- UPS plans to deploy its smart package initiative throughout the rest of its U.S. network this year after its initial success at select facilities in 2022, CEO Carol Tomé said on an earnings call last week.
- The initiative involves placing RFID tags on packages and wearable devices on employees to eliminate manual scans, reduce misloads and accelerate parcel throughput in the delivery giant's warehouses.
- One hundred UPS facilities are currently participating. The company plans to invest $140 million in the initiative in 2023 as it implements the technology at its 940 remaining U.S. buildings, Tomé said.
Expanding the smart package initiative will help UPS strengthen its network efficiency as it seeks to reduce costs in a cooling demand environment. Other examples from the carrier include a "delivery density" pilot program and a plan to reduce the idle time of its feeder trucks.
The smart package program also aims to improve the customer experience by slashing the rate of packages placed in the wrong delivery vehicle. UPS looks to reduce the frequency of misloads from one in 400 to one in 800 through the initiative with the potential for improvements beyond that, CFO Brian Newman said.

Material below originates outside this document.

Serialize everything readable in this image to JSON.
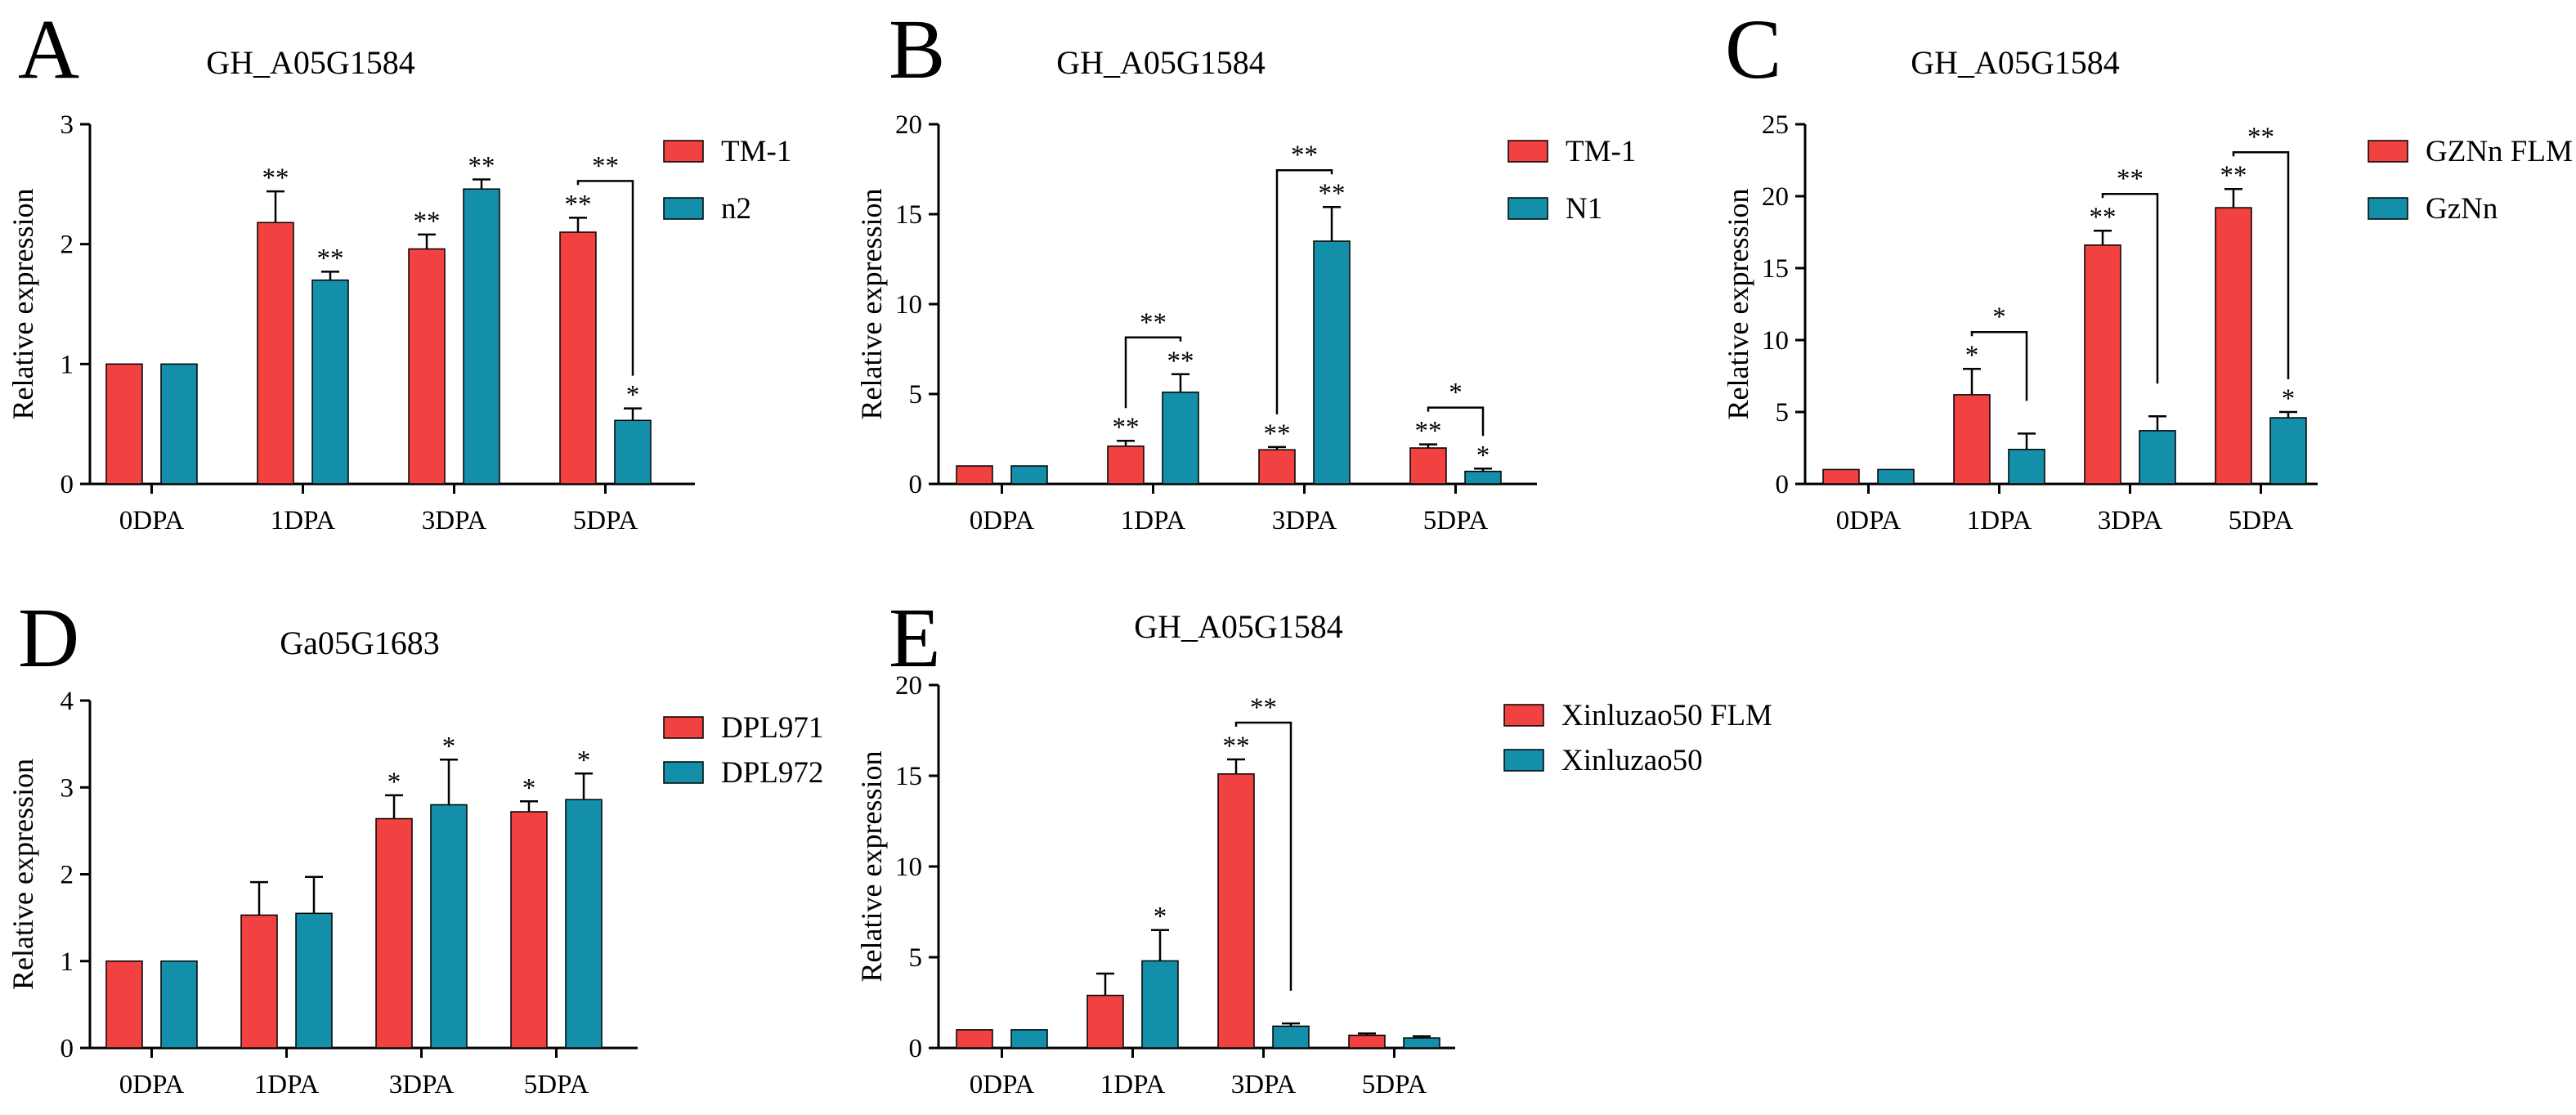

Some facilities are already seeing reduced misload rates beyond what Newman outlined. Misloads are now one in 1,000 at 50 of the buildings where the initiative is active, Tomé said, adding that those results are "Six Sigma perfection."
Tomé has previously said that the use of RFID tags and wearable devices will eliminate 20 million manual scans daily for the employees loading UPS package cars. The carrier is one of many companies leveraging RFID tags in warehouse operations as the technology improves and becomes less expensive.
Eventually, UPS plans to move away from wearable devices and instead have the package car interact with the RFID tags. On last week's call, Tomé said that she saw a glimpse of these capabilities in a laboratory setting in January.
"I was able to load a package onto a smart car and saw the car actually check in the package," Tomé said. "No human being did that."